A case-control study was conducted in São Paulo, Brazil, with 458 age-matched pairs of Brazilian women. Energy-adjusted intakes of folate, vitamin B6, and vitamin B12 were derived from a validated Food Frequency Questionnaire (FFQ). Genotyping was completed for MTHFR A1298C and C677T, and MTR A2756G polymorphisms. A logistical regression model was used to calculate odds ratios (ORs) and 95% confidence intervals (95% CIs).

Results

Neither dietary intake of folate, vitamin B6, or vitamin B12 nor MTHFR polymorphisms were independently associated with breast cancer risk. Analysis stratified by menopausal status showed a significant association between placement in the highest tertile of folate intake and risk of breast cancer in premenopausal women (OR = 2.17, 95% CI: 1.23–3.83; Ptrend = 0.010).
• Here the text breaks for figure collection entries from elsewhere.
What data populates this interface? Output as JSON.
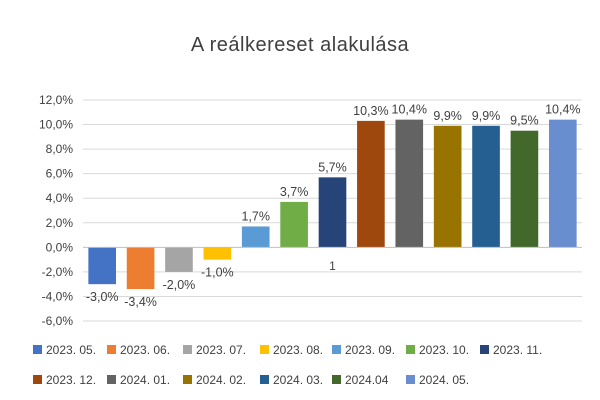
{
  "chart_data": {
    "type": "bar",
    "title": "A reálkereset alakulása",
    "xlabel": "",
    "ylabel": "",
    "ylim": [
      -6,
      12
    ],
    "y_ticks": [
      -6,
      -4,
      -2,
      0,
      2,
      4,
      6,
      8,
      10,
      12
    ],
    "y_tick_labels": [
      "-6,0%",
      "-4,0%",
      "-2,0%",
      "0,0%",
      "2,0%",
      "4,0%",
      "6,0%",
      "8,0%",
      "10,0%",
      "12,0%"
    ],
    "grid": true,
    "legend_position": "bottom",
    "categories": [
      "2023. 05.",
      "2023. 06.",
      "2023. 07.",
      "2023. 08.",
      "2023. 09.",
      "2023. 10.",
      "2023. 11.",
      "2023. 12.",
      "2024. 01.",
      "2024. 02.",
      "2024. 03.",
      "2024.04",
      "2024. 05."
    ],
    "values": [
      -3.0,
      -3.4,
      -2.0,
      -1.0,
      1.7,
      3.7,
      5.7,
      10.3,
      10.4,
      9.9,
      9.9,
      9.5,
      10.4
    ],
    "data_labels": [
      "-3,0%",
      "-3,4%",
      "-2,0%",
      "-1,0%",
      "1,7%",
      "3,7%",
      "5,7%",
      "10,3%",
      "10,4%",
      "9,9%",
      "9,9%",
      "9,5%",
      "10,4%"
    ],
    "colors": [
      "#4472C4",
      "#ED7D31",
      "#A5A5A5",
      "#FFC000",
      "#5B9BD5",
      "#70AD47",
      "#264478",
      "#9E480E",
      "#636363",
      "#997300",
      "#255E91",
      "#43682B",
      "#698ED0"
    ],
    "axis_annotation": "1"
  }
}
The MTR 2756GG genotype was associated with a higher risk of breast cancer than the 2756AA genotype (OR = 1.99, 95% CI = 1.01–3.92; Ptrend = 0.801), and statistically significant interactions with regard to risk were observed between the MTHFR A1298C polymorphism and folate (P = 0.024) or vitamin B6 (P = 0.043), and between the MTHFR C677T polymorphism and folate (P = 0.043) or vitamin B12 (P = 0.022).

Conclusion

MTHFR polymorphisms and dietary intake of folate, vitamin B6, and vitamin B12 had no overall association with breast cancer risk. However, increased risk was observed in total women with the MTR 2756GG genotype and in premenopausal women with high folate intake. These findings, as well as significant interactions between MTHFR polymorphisms and B vitamins, warrant further investigation.